The Chinese government responded with a cut in lending rates, citing the slowdown in economic recovery while attributing it to several external factors. The real estate sector has become the Achilles heel for the Chinese Communist Party, with development contracting by 6.4 per cent for 2022 (until July).
For the same period, property sales crashed by over 28 per cent compared to 30.7 per cent growth in 2021. For the 16-24 age group, unemployment hit a record high of 19.9 per cent in July.
Given the defaults on both local and international debt, the government is already looking to pump fresh capital into the real estate market. As per reports, real estate groups' domestic debt defaults increased by more than twice in 2022.
In the last few quarters, the quantum of dollar bonds issued has also come down significantly, compared to 2018 and 2019. For Q1, 2022, the issuance was down by 97 per cent compared to Q1, 2021, thus triggering another crisis for the developers. The other worrying sign is the $13 billion payment in interest due for the next 12 months.

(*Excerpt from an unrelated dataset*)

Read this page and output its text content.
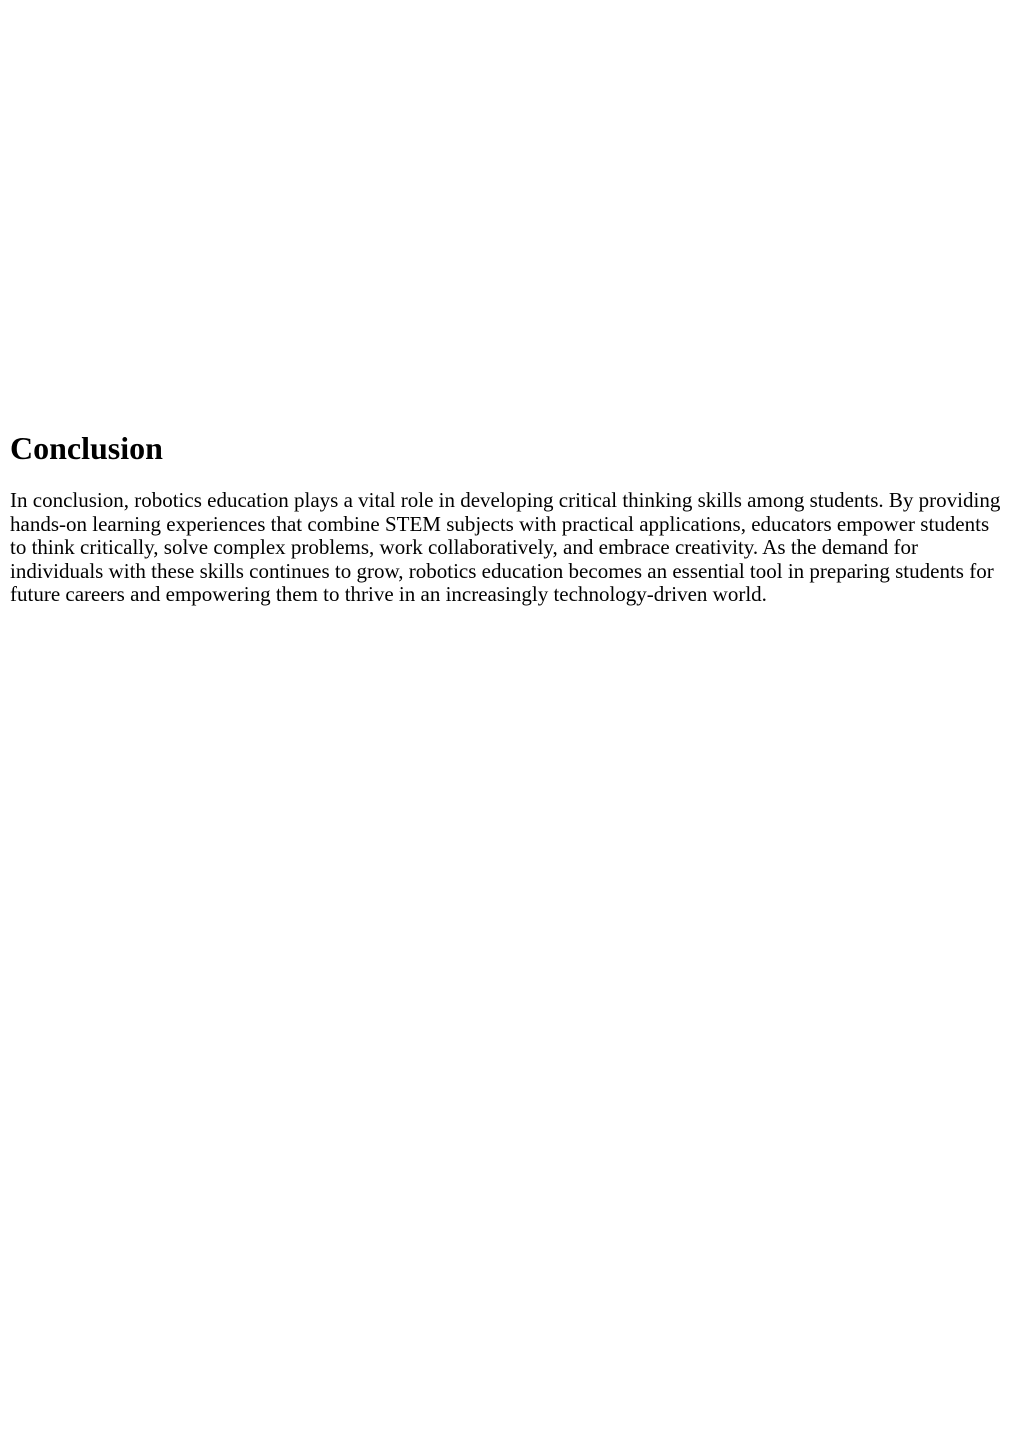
Conclusion

In conclusion, robotics education plays a vital role in developing critical thinking skills among students. By providing hands-on learning experiences that combine STEM subjects with practical applications, educators empower students to think critically, solve complex problems, work collaboratively, and embrace creativity. As the demand for individuals with these skills continues to grow, robotics education becomes an essential tool in preparing students for future careers and empowering them to thrive in an increasingly technology-driven world.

S&P Global Ratings has already issued a warning, citing that 20 per cent of the country’s real estate groups are on the brink of insolvency. Hammered by the protests by homebuyers unwilling to pay their mortgages, the CCP is staring at a massive crisis in the sector responsible for as much as 30 per cent of the growth.
The global observers are also factoring in two key external factors. China’s faltering returns from the Belt and Road initiative and the crisis in Taiwan.
In Pakistan, where more than $50 billion have been invested under BRI, the returns have largely been absent. In Gwadar, which was to emerge as the next Dubai from an economic perspective, no large infrastructure has taken off, even after eight years of its announcement. The projects included a new airport, a special economic zone, a coal power plant, and a water desalination plant.
In 2017, at the peak of Chinese foreign investment of more than $220 billion, BRI made up 40 per cent of it. In 2021, this share increased to 66 per cent, yet without returns. Due to the pandemic, in 2020-21 alone, more than $50 billion of the debt had to be restructured with borrowers, especially in Africa.
Sharp declines in returns have been witnessed in all BRI projects, but the dent has been most visible in Pakistan, where the returns have fallen by 50 per cent between 2017 and 2021.
Lastly, there is the Taiwan factor too. For many in the world markets, a crisis in the Taiwan strait is more than imminent. It could be the episode that triggers a global supply chain crisis apart from two superpowers being at loggerheads in the Pacific with Japan in the political crossfire.
The United States government has embarked on the path of self-sufficiency through the CHIPS and Science Act, setting aside $52 billion for the semiconductor industry. However, points of economic vulnerability remain.
While global inflation is easing, China's underlying economic fundamentals have already gone for a toss. Until October, when President Xi Jinping officially secures a lifetime term, volatility is expected to remain as more Covid-zero lockdowns could be announced, further hitting factory activity and supply chains.
However, the world will be watching how the CCP manages the real estate market and how it asserts itself in Taiwan while risking the global economy.
Testing times ahead, for both Jinping, and the world.